Kate glanced in the corner where an open Welsh cabinet was filled with old books and collectables. A pair of black and white Staffordshire dogs were placed on each side of a matching collection of small, leatherbound books.
Mr. Alfredson coughed softly behind Kate. She had been so lost in her new cottage’s surroundings that she had completely forgotten he was even in the room. She turned to him, and tried to contain her exuberance. “Mr. Alfredson, please thank your sweet wife for the flowers. I assume that was her touch? They are perfect.”
“Yes, mum, I surely will. If you think you will be okay now, I will make my way back home. The boss will be looking for me to report in that you got settled in.”
“Your boss?” Kate asked confused. “Why would he want a report on me?”

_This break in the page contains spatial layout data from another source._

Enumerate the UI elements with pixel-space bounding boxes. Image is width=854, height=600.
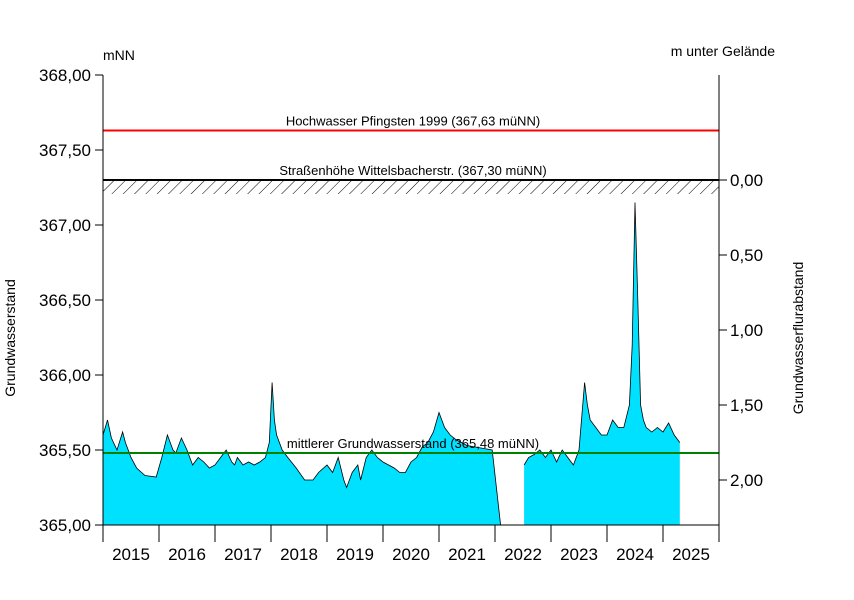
x-tick-label: 2022	[504, 545, 542, 564]
x-tick-label: 2021	[448, 545, 486, 564]
x-tick-label: 2019	[336, 545, 374, 564]
plot-area: Hochwasser Pfingsten 1999 (367,63 müNN) S…	[102, 114, 719, 526]
x-tick-label: 2015	[112, 545, 150, 564]
x-tick-label: 2023	[560, 545, 598, 564]
groundwater-line-1	[523, 202, 681, 466]
street-level-line-label: Straßenhöhe Wittelsbacherstr. (367,30 mü…	[279, 163, 546, 178]
x-tick-label: 2024	[616, 545, 654, 564]
x-tick-label: 2025	[672, 545, 710, 564]
mean-groundwater-line-label: mittlerer Grundwasserstand (365,48 müNN)	[287, 436, 539, 451]
y-tick-label-left: 368,00	[39, 66, 91, 85]
y-tick-label-right: 0,50	[730, 246, 763, 265]
x-tick-label: 2020	[392, 545, 430, 564]
y-tick-label-left: 365,00	[39, 516, 91, 535]
y-tick-label-right: 1,00	[730, 321, 763, 340]
y-tick-label-left: 365,50	[39, 441, 91, 460]
y-tick-label-left: 367,00	[39, 216, 91, 235]
y-tick-label-left: 367,50	[39, 141, 91, 160]
x-tick-label: 2017	[224, 545, 262, 564]
y-tick-label-right: 0,00	[730, 171, 763, 190]
street-level-hatch	[103, 180, 719, 194]
y-tick-label-right: 2,00	[730, 471, 763, 490]
y-tick-label-right: 1,50	[730, 396, 763, 415]
groundwater-area-0	[103, 382, 507, 525]
flood-1999-line-label: Hochwasser Pfingsten 1999 (367,63 müNN)	[286, 114, 540, 129]
y-tick-label-left: 366,50	[39, 291, 91, 310]
y-axis-label-left: Grundwasserstand	[2, 279, 18, 397]
x-tick-label: 2016	[168, 545, 206, 564]
x-tick-label: 2018	[280, 545, 318, 564]
groundwater-area-1	[524, 202, 680, 525]
groundwater-line-0	[102, 382, 507, 526]
right-unit-label: m unter Gelände	[671, 43, 775, 59]
y-axis-label-right: Grundwasserflurabstand	[790, 262, 806, 415]
left-unit-label: mNN	[103, 47, 135, 63]
y-tick-label-left: 366,00	[39, 366, 91, 385]
axes: 365,00 365,50 366,00 366,50 367,00 367,50 368,…	[39, 66, 763, 564]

“Not so much on you personally, mum, but that you were happy with the cottage. He owns the cottage, mum. I am also the gardener at Rosethorn.”
“Yes, mum, that’s the name of Lord Weston’s Estate. Me and the missus live there, as well.”
“Oh, I see. Well that would make sense if it’s his cottage. Please convey to him that I appreciate his concern and I will take very good care of his cottage while I am here. Will he be stopping by at some point?”
“I couldn’t say, mum. He stays pretty busy running the Estate,” he answered.
“Oh, sure. Of course. Well, let him know I am very pleased and all is well. And tell your wife I cannot wait to meet her, too.”
“Yes, mum. I will see you later this afternoon to make sure you are settled. The stove was replaced a fortnight ago with a brand new one. There’s an electric tea kettle and a box of fine teas the missus insisted I leave here for you. If you need anything, you just call me or ring up the Estate. The number is written beside the phone in the kitchen.”
“I’m sure I will be fine, Mr. Alfredson. I look forward to exploring the cottage.”
Kate closed the door behind him and turned to face the living room of her new cottage. She grabbed the basket and made her way to the back of the cottage in search of the kitchen. Kate saw a small sitting area just off the the Living Room that featured a desk by the window. She instantly decided that would be the perfect space for her to set up the laptop and work on her book.
She continued down a small hallway and all of a sudden, she caught her breath. “Well, hello there you gorgeous cottage kitchen. We’re gonna be good friends you and I.”